Energia

Rendas da energia pesam 80 euros na conta da luz em 2018

Os CMEC da EDP têm um peso de 8,3% na fatura das famílias

Em 2018, os custos de manutenção do equilíbrio contratual (CMEC) pagos à EDP por 16 centrais hídricas (barragens) vão custar aos portugueses 362 milhões de euros. Tendo em conta que existem cerca de seis milhões de consumidores de eletricidade, significa que cada família terá de pagar este ano, diretamente na sua fatura da luz, uma fatia superior a 60 euros, deste bolo milionário. De acordo com os dados da Entidade Reguladora dos Serviços Energéticos (ERSE), enviados ao Dinheiro Vivo, o impacto dos CMEC, em média, nas faturas de eletricidade subiu de 5% em 2017 para 5,6% em 2018.

Fora da média, mostra ainda a ERSE, as famílias são quem mais paga por estas compensações devidas à EDP desde 2007 pela cessação antecipada dos anteriores Contratos para a Aquisição de Energia (CAE): 8,3% dos preços pagos pelos clientes domésticos em 2018 segue diretamente para financiar os CMEC, enquanto para as empresas esta percentagem não vai além dos 2,7%.
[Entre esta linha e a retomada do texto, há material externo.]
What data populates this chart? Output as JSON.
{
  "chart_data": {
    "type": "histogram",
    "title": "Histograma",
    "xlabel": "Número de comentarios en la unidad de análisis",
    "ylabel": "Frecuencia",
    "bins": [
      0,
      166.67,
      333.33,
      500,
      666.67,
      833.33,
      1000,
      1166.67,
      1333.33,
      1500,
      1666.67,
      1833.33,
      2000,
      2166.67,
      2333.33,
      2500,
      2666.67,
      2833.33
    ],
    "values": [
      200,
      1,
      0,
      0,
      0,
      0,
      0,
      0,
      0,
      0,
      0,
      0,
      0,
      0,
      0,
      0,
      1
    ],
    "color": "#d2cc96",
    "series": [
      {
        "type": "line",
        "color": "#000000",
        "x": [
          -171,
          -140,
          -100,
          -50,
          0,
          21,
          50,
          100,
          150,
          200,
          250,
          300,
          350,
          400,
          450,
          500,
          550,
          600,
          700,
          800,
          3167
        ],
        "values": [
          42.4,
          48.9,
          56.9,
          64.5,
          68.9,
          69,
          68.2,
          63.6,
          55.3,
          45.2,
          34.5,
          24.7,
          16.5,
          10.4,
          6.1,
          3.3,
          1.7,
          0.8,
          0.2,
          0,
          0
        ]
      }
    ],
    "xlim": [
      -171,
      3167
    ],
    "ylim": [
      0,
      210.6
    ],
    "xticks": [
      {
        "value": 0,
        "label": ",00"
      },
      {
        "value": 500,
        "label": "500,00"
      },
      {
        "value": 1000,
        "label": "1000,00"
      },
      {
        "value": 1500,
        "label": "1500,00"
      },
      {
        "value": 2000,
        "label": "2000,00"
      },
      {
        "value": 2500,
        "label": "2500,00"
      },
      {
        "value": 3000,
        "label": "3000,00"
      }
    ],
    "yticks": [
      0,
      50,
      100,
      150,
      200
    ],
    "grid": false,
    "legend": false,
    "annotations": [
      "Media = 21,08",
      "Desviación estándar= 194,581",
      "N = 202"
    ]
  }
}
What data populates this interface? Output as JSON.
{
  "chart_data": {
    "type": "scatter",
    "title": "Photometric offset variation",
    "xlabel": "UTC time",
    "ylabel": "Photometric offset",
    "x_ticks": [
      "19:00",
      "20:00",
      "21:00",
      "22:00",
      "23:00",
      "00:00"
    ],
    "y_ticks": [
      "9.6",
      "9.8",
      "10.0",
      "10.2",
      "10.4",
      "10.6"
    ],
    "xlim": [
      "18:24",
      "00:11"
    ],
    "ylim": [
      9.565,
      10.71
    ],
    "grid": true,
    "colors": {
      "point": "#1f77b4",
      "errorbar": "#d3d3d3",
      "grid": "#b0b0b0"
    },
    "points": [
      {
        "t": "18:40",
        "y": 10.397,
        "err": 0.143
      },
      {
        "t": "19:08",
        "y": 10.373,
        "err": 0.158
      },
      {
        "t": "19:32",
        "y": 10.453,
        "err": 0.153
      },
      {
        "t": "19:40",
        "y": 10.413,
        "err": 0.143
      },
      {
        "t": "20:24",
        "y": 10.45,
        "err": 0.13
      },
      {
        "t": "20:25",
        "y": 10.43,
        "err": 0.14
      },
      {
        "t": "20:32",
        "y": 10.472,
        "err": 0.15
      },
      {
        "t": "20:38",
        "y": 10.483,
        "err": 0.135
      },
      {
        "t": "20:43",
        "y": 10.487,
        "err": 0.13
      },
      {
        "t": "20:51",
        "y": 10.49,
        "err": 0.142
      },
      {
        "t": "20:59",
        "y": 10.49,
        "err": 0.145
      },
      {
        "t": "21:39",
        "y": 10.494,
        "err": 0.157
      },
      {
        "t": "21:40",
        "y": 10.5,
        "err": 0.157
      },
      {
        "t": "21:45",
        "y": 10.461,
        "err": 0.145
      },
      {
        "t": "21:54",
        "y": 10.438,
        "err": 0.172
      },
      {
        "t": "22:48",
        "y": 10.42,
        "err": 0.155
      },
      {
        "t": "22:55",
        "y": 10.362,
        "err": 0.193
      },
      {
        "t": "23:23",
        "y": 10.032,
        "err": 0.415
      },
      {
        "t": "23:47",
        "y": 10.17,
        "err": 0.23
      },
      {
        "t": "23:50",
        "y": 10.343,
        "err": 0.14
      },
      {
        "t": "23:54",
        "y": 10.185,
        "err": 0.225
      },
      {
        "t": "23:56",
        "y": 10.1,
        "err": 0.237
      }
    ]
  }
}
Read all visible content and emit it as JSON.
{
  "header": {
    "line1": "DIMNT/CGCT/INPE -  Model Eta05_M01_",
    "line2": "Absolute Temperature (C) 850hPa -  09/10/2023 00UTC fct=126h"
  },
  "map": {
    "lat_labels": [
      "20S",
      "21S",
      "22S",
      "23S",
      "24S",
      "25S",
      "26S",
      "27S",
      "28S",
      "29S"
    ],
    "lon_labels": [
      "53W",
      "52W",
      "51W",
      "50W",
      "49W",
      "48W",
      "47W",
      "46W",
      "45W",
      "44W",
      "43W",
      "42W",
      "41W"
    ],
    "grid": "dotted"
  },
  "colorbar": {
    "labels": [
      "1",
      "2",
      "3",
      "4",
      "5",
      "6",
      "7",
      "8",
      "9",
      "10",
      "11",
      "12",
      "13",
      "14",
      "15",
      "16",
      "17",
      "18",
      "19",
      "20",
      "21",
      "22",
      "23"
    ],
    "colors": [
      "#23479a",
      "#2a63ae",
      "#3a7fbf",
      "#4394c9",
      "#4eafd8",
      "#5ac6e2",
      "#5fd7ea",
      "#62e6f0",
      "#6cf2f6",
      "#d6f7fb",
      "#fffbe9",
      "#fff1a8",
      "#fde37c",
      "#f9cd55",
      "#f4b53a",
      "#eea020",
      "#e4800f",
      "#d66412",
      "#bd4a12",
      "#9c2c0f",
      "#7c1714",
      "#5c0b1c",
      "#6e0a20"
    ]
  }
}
Estas rendas pagas aos produtores de eletricidade estão a ser alvo de investigação numa comissão parlamentar de inquérito, onde serão ouvidas cerca de 100 personalidades, entre elas o CEO da EDP, António Mexia, o ex-ministro da Economia, Manuel Pinho, e Ricardo Salgado, ex-presidente do BES. Antes disso, Pinho tem hoje hora marcada para ser interrogado no DCIAP no âmbito do caso EDP, de manhã, e para ser ouvido na comissão de Economia, no Parlamento, de tarde, para explicar “o seu alegado relacionamento”, no governo de José Sócrates, com o setor privado.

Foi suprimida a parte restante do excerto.